Pura Besakih sebagai objek penelitian berkaitan dengan kehidupan sosial budaya masyarakat yang berada di Kabupaten Karangasem Provinsi Bali.
Berdasar sebuah penelitian, bangunan fisik Pura Besakih telah mengalami perkembangan dari kebudayaan pra-hindu dengan bukti peninggalan menhir, punden berundak-undak, arca, yang berkembang menjadi bangunan berupa meru, pelinggih, gedong, maupun padmasana sebagai hasil kebudayaan masa Hindu.

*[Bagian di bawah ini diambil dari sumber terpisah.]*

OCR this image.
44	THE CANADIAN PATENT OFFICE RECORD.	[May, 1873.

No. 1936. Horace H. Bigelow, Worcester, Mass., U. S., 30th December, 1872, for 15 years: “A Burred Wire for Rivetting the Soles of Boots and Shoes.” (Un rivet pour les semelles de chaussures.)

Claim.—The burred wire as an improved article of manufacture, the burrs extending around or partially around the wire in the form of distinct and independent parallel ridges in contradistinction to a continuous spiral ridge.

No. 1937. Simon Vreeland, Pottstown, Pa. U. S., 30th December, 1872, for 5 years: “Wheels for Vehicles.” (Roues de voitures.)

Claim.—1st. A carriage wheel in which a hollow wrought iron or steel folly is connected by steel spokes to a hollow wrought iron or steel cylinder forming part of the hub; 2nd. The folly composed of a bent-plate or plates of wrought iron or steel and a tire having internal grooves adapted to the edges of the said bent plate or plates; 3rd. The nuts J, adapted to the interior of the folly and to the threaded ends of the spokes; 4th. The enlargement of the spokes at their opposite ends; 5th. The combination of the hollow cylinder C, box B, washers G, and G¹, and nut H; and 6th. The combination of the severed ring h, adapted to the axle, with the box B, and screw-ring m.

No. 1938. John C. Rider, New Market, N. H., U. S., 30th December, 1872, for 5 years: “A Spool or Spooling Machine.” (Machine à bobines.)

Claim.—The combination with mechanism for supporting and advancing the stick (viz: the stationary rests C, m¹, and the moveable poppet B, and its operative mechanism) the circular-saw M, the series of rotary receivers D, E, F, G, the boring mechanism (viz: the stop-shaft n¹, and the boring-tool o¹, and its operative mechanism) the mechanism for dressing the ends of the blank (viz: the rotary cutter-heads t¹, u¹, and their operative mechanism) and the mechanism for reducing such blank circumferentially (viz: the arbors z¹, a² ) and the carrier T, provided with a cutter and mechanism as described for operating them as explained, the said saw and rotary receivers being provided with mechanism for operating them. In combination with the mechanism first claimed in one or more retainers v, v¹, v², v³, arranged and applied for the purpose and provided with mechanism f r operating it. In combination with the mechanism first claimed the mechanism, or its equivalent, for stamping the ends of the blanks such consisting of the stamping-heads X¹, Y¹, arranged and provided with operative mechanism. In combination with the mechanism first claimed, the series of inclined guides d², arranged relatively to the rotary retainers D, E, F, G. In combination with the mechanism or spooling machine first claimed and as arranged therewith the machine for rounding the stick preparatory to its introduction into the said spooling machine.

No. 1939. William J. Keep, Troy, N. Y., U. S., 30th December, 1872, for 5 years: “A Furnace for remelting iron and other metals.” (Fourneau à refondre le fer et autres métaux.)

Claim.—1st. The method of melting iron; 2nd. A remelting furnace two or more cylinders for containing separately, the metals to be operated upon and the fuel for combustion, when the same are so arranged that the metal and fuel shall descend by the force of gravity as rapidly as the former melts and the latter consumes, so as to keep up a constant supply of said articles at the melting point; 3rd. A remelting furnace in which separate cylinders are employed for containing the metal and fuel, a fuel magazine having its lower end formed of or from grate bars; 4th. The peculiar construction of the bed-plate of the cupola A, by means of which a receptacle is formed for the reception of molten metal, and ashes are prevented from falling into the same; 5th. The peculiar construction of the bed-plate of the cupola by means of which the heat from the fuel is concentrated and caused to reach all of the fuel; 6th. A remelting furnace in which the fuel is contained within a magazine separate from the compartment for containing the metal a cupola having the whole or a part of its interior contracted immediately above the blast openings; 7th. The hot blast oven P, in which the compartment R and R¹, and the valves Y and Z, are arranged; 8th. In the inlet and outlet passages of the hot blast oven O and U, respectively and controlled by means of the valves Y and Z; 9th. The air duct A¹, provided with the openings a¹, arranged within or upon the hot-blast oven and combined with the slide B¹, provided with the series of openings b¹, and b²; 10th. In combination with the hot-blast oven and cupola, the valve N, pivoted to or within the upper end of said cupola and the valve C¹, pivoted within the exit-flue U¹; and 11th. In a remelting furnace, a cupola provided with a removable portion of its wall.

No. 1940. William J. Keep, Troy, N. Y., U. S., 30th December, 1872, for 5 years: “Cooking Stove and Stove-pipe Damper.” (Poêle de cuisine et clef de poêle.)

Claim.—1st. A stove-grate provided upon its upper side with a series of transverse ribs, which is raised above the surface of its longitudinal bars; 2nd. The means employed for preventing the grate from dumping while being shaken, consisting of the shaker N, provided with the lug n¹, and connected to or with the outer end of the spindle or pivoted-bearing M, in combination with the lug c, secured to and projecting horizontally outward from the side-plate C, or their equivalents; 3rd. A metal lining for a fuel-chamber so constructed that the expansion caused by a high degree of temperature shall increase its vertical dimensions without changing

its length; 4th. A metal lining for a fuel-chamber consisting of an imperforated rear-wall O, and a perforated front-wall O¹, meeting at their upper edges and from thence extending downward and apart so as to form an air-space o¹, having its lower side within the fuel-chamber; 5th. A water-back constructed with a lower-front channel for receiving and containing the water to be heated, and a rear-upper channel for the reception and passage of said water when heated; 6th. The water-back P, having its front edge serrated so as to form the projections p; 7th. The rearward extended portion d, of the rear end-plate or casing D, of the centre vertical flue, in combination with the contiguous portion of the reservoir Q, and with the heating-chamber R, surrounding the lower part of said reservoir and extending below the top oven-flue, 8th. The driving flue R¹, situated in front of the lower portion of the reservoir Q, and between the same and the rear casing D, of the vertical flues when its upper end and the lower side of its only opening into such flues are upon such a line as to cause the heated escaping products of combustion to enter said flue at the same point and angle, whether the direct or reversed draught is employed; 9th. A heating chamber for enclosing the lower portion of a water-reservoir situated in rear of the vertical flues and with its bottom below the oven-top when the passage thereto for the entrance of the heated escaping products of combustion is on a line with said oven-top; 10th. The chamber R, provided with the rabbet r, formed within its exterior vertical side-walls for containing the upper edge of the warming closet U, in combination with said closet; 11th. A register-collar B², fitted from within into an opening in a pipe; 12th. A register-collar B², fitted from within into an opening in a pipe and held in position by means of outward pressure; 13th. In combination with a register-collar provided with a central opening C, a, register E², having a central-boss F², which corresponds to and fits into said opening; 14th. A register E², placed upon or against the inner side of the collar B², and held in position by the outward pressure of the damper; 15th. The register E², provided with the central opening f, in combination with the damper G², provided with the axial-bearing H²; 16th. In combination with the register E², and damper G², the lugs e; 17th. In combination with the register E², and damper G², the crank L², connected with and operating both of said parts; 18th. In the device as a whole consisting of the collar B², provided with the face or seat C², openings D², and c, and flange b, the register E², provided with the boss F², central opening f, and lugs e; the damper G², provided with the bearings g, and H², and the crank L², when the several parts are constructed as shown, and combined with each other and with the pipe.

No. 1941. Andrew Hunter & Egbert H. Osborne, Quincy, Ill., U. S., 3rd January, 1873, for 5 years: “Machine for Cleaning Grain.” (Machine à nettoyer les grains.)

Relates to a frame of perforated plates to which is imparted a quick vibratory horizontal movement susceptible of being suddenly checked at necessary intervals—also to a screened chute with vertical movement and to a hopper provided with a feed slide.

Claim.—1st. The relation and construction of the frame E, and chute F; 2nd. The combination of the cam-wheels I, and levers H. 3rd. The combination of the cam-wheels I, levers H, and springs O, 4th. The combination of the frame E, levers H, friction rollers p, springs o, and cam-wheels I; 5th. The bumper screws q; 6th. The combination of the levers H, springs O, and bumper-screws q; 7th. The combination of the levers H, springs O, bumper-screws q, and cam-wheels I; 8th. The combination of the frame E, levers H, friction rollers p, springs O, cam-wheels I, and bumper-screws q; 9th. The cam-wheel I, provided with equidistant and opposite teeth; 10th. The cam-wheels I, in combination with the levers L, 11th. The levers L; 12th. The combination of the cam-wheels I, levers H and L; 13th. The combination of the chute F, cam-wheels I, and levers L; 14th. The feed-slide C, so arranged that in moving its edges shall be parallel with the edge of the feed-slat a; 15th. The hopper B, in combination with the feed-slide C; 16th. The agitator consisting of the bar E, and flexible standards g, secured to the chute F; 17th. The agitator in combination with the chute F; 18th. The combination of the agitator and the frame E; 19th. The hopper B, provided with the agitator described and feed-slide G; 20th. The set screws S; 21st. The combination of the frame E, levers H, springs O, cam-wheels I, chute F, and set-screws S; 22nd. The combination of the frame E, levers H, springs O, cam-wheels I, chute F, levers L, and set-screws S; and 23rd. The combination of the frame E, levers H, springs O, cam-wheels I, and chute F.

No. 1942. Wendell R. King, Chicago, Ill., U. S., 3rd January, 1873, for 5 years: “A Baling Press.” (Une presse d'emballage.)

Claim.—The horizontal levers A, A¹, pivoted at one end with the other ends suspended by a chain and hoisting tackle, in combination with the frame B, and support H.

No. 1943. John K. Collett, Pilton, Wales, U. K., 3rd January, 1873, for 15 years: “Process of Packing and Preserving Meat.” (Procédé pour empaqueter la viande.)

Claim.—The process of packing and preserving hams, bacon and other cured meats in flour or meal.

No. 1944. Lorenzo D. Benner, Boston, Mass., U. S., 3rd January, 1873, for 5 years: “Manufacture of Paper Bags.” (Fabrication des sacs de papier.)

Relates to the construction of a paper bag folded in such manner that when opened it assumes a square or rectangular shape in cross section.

Latar belakang keberadaan bangunan fisik Pura Besakih di lereng
Gunung Agung adalah sebagai tempat ibadah untuk menyembah Dewa yang
dikonsepsikan gunung tersebut sebagai istana Dewa tertinggi.
Pada tahapan fungsional manusia Bali menemukan jati dirinya sebagai
manusia homo religius dan mempunyai budaya yang bersifat sosial
religius, bahwa kebudayaan yang menyangkut aktivitas kegiatan selalu
dihubungkan dengan ajaran Agama Hindu.
Dalam budaya masyarakat Hindu Bali, ternyata makna Pura Besakih
diidentifikasi sebagai bagian dari perkembangan budaya sosial masyarakat
Bali dari mulai pra-Hindu yang banyak dipengaruhi oleh perubahan
unsur-unsur budaya yang berkembang, sehingga memengaruhi perubahan wujud
budaya ide, wujud budaya aktivitas, dan wujud budaya material.
Perubahan tersebut berkaitan dengan ajaran Tattwa yang menyangkut tentang konsep ketuhanan, ajaran Tata-susila yang mengatur bagaimana umat Hindu dalam bertingka laku, dan ajaran Upacara merupakan pengaturan dalam melakukan aktivitas ritual persembahan dari umat kepada TuhanNya, sehingga ketiga ajaran tersebut merupakan satu kesatuan dalam ajaran Agama Hindu Dharma di Bali.
Sekarang kalian sudah tahu kan tentang Pura Besakih secara lengkapnya??
Tidak cuma itu, disana juga banyak tumbuhan yang sering kita temui seperti Keben (Baringtonia asiatica), Palawija (Kepsia singa porensis), Majegau (Disoxyllum densiplorium), Belimbing Wuluh (Averrhoa Bilimbi), Ceremai (Phyllanthus acidus)..
Hm.. Semoga informasi diatas bisa menjadi ilmu tambahan ya buat kita semua!